A verdade pura e simples é que ele só fazia essas perguntas com a honesta intenção de obter uma resposta, de descobrir alguma coisa a respeito da pessoa com quem falava, ou, talvez mais ainda, sobre ele mesmo. Já lhe bastava, e muito, o quebra-cabeça representado por todos aqueles desconhecidos que ele tinha ímpetos de parar e interrogar sem mais nem menos no meio da rua.

Uma coisa, porém, o preocupava mais que qualquer outra na véspera do dia em que desapareceu. Aquela sensação que nas ruas apinhadas de gente acabava quase em angústia, pois envolvia estranhos, na sua própria vida íntima, privada, acabava em puro contentamento. Quando lhe aparecia um problema especial a resolver, ele o encarava corajosamente, sem evasões ou truques, pois sabia de antemão qual seria o resultado. Com método, pesando prós e contras, considerando todas as consequências, chegava à própria e nua raiz do problema... e então tudo se evolava, se desfazia no ar, e ele entrava num estado de puro e neutro prazer, um prazer branco, luminoso, para lá do pensamento. Como se fosse entrando com cautela mas com passo firme numa floresta densa na qual, chegado ele ao ponto mais escuro, todas as árvores ainda em volta tombassem ao mesmo tempo, no maior silêncio; e só permanecesse no mundo a luz ofuscante do sol. O que o preocupava na véspera do dia em que desapareceu é que ele tentava, mas ainda não havia conseguido, concentrar todas as suas faculdades num problema sério.

Por que tão sério?

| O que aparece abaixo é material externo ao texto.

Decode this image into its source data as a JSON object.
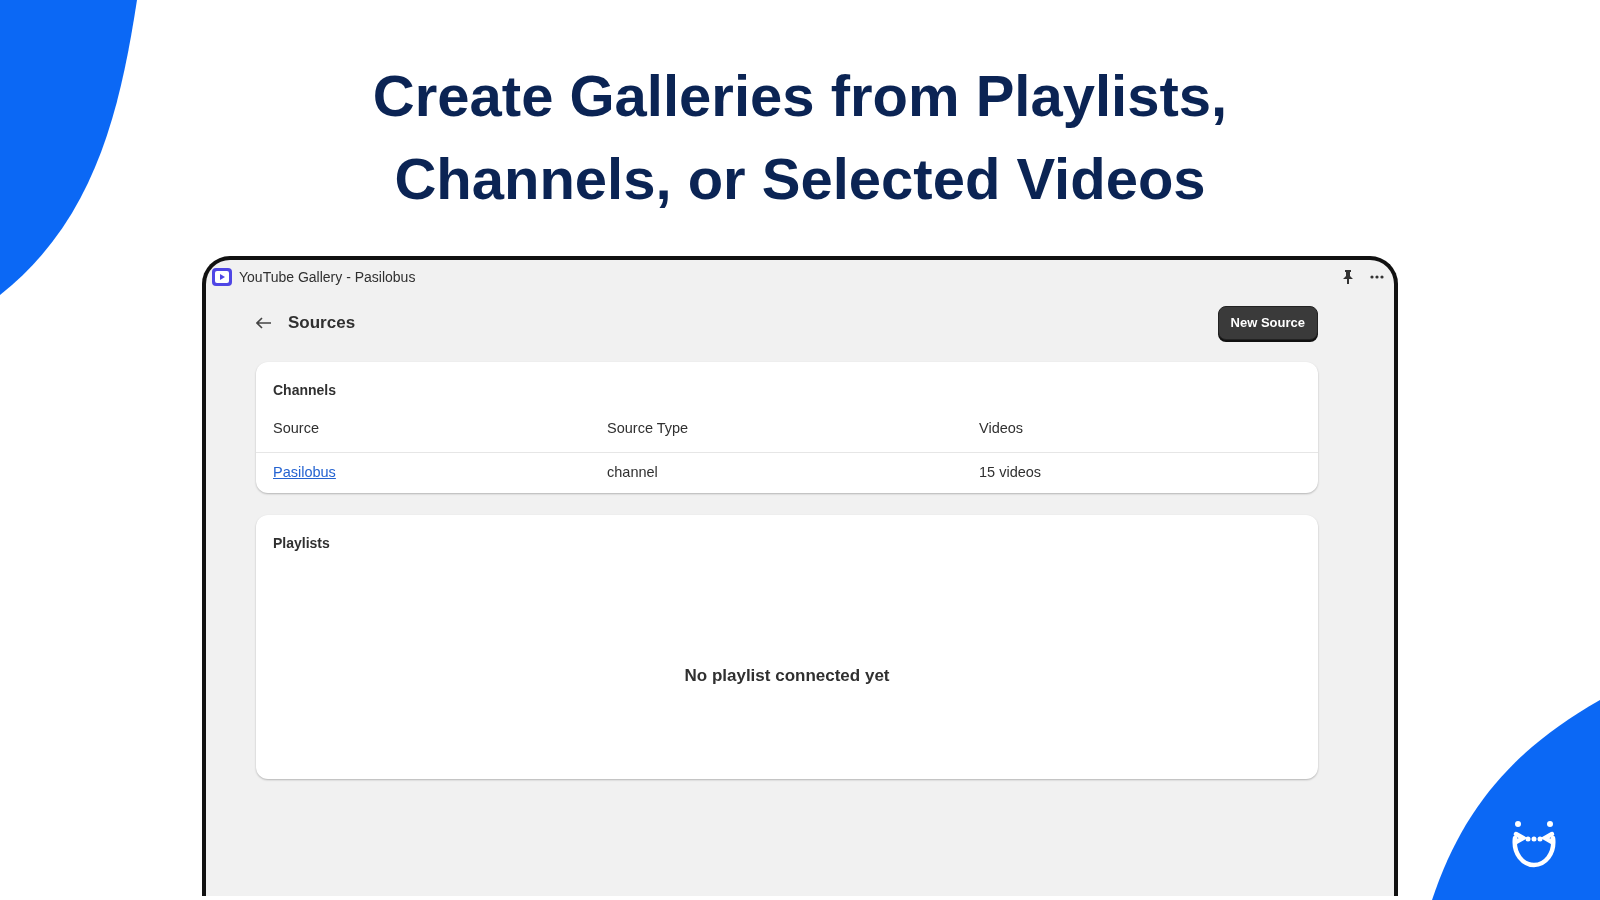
{
  "headline": [
    "Create Galleries from Playlists,",
    "Channels, or Selected Videos"
  ],
  "window": {
    "title": "YouTube Gallery - Pasilobus"
  },
  "page": {
    "title": "Sources",
    "primary_button": "New Source"
  },
  "sections": [
    {
      "kind": "table",
      "title": "Channels",
      "columns": [
        "Source",
        "Source Type",
        "Videos"
      ],
      "rows": [
        [
          "Pasilobus",
          "channel",
          "15 videos"
        ]
      ]
    },
    {
      "kind": "empty",
      "title": "Playlists",
      "empty_message": "No playlist connected yet"
    }
  ]
}
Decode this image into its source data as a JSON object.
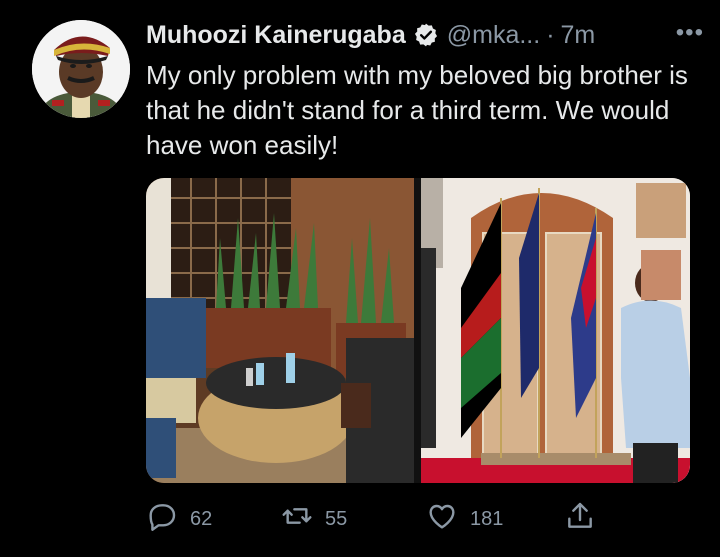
{
  "tweet": {
    "author_name": "Muhoozi Kainerugaba",
    "handle": "@mka...",
    "separator": "·",
    "time": "7m",
    "more_label": "•••",
    "text": "My only problem with my beloved big brother is that he didn't stand for a third term. We would have won easily!"
  },
  "actions": {
    "reply_count": "62",
    "retweet_count": "55",
    "like_count": "181"
  },
  "icons": {
    "verified": "verified-badge-icon",
    "reply": "reply-icon",
    "retweet": "retweet-icon",
    "like": "heart-icon",
    "share": "share-icon"
  },
  "colors": {
    "background": "#000000",
    "text": "#e7e9ea",
    "muted": "#8b98a5"
  }
}
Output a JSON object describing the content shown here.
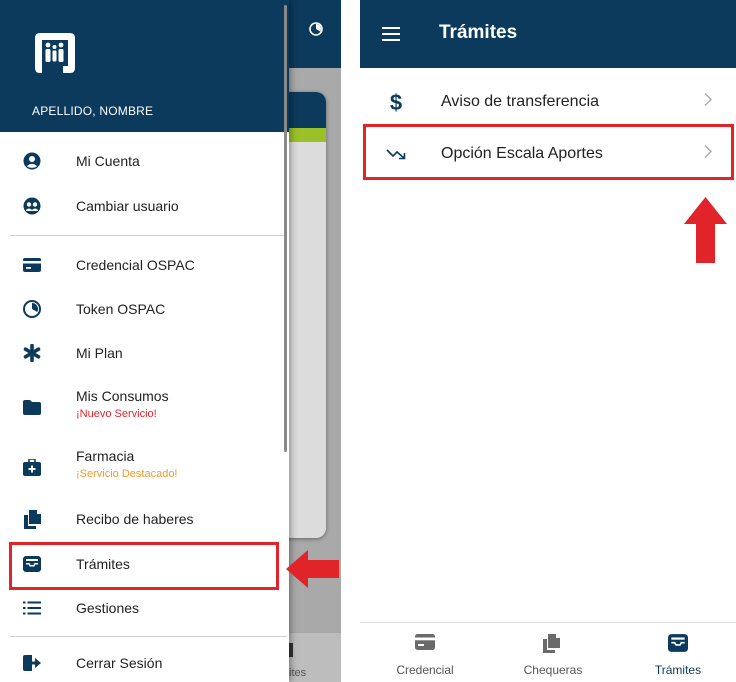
{
  "left_panel": {
    "user_name": "APELLIDO, NOMBRE",
    "background": {
      "partial_nav_label": "ites"
    },
    "menu": [
      {
        "label": "Mi Cuenta",
        "icon": "account-circle-icon"
      },
      {
        "label": "Cambiar usuario",
        "icon": "switch-user-icon"
      },
      {
        "label": "Credencial OSPAC",
        "icon": "credit-card-icon"
      },
      {
        "label": "Token OSPAC",
        "icon": "timer-icon"
      },
      {
        "label": "Mi Plan",
        "icon": "asterisk-icon"
      },
      {
        "label": "Mis Consumos",
        "sub": "¡Nuevo Servicio!",
        "sub_color": "#e0242a",
        "icon": "folder-icon"
      },
      {
        "label": "Farmacia",
        "sub": "¡Servicio Destacado!",
        "sub_color": "#f39a2b",
        "icon": "medical-kit-icon"
      },
      {
        "label": "Recibo de haberes",
        "icon": "documents-icon"
      },
      {
        "label": "Trámites",
        "icon": "inbox-tray-icon",
        "highlighted": true
      },
      {
        "label": "Gestiones",
        "icon": "list-icon"
      },
      {
        "label": "Cerrar Sesión",
        "icon": "logout-icon"
      }
    ]
  },
  "right_panel": {
    "title": "Trámites",
    "rows": [
      {
        "label": "Aviso de transferencia",
        "icon": "dollar-icon"
      },
      {
        "label": "Opción Escala Aportes",
        "icon": "trending-down-icon",
        "highlighted": true
      }
    ],
    "bottom_nav": [
      {
        "label": "Credencial",
        "icon": "credit-card-icon",
        "active": false
      },
      {
        "label": "Chequeras",
        "icon": "documents-icon",
        "active": false
      },
      {
        "label": "Trámites",
        "icon": "inbox-tray-icon",
        "active": true
      }
    ]
  },
  "colors": {
    "primary": "#0c3a5c",
    "highlight_red": "#e0242a",
    "accent_green": "#9ac128",
    "orange": "#f39a2b"
  }
}
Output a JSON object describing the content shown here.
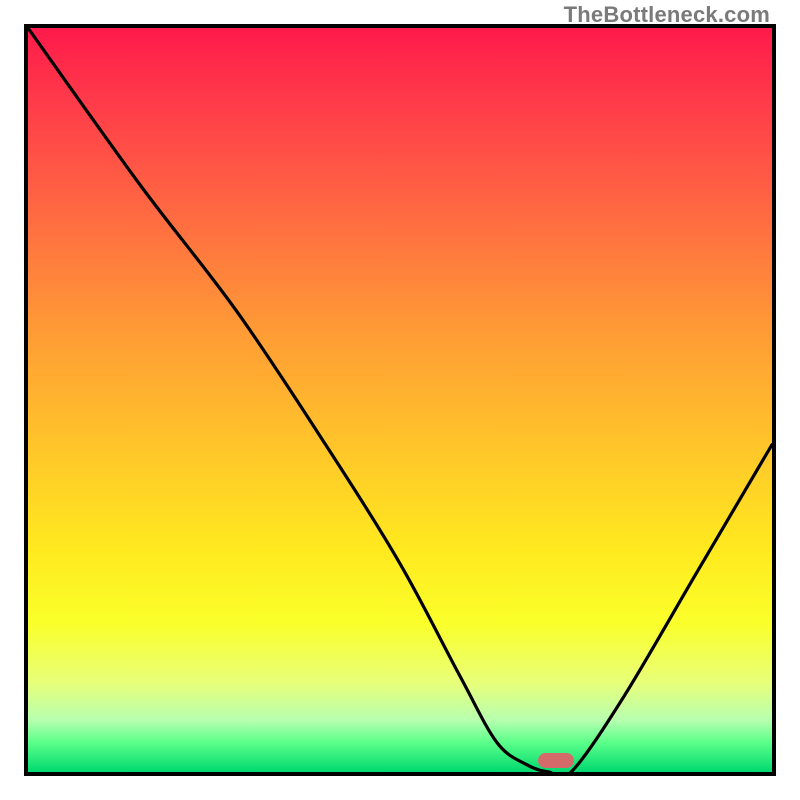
{
  "watermark": "TheBottleneck.com",
  "chart_data": {
    "type": "line",
    "title": "",
    "xlabel": "",
    "ylabel": "",
    "xlim": [
      0,
      100
    ],
    "ylim": [
      0,
      100
    ],
    "grid": false,
    "legend": false,
    "background": "red-yellow-green vertical gradient",
    "series": [
      {
        "name": "bottleneck-curve",
        "x": [
          0,
          15,
          28,
          40,
          50,
          58,
          63,
          67,
          70,
          73,
          80,
          90,
          100
        ],
        "y": [
          100,
          79,
          62,
          44,
          28,
          13,
          4,
          1,
          0,
          0,
          10,
          27,
          44
        ]
      }
    ],
    "annotations": [
      {
        "name": "optimal-marker",
        "shape": "pill",
        "x": 71,
        "y": 1,
        "color": "#d46a6a"
      }
    ]
  }
}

Porque envolvia o amigo. Não por causa de minha mulher, continuou o homem que desapareceu, determinado agora a pensar seu problema até o fim. Para mim minha mulher é feito um sapato velho, cambaio. E meu amigo sabe muito bem disso, o que apenas torna a coisa toda mais incompreensível. Um tolo desejo de aventura? Nunca, jamais. Meu amigo sabe que eu não abandono minha mulher porque ninguém propriamente abandona um par de sapatos velhos. A gente simplesmente os esquece em algum canto. Ele me diria, se fosse o caso, que havia, que há alguma coisa entre os dois - e pronto.

- Usei aquele seu sapato velho outro dia, ele diria.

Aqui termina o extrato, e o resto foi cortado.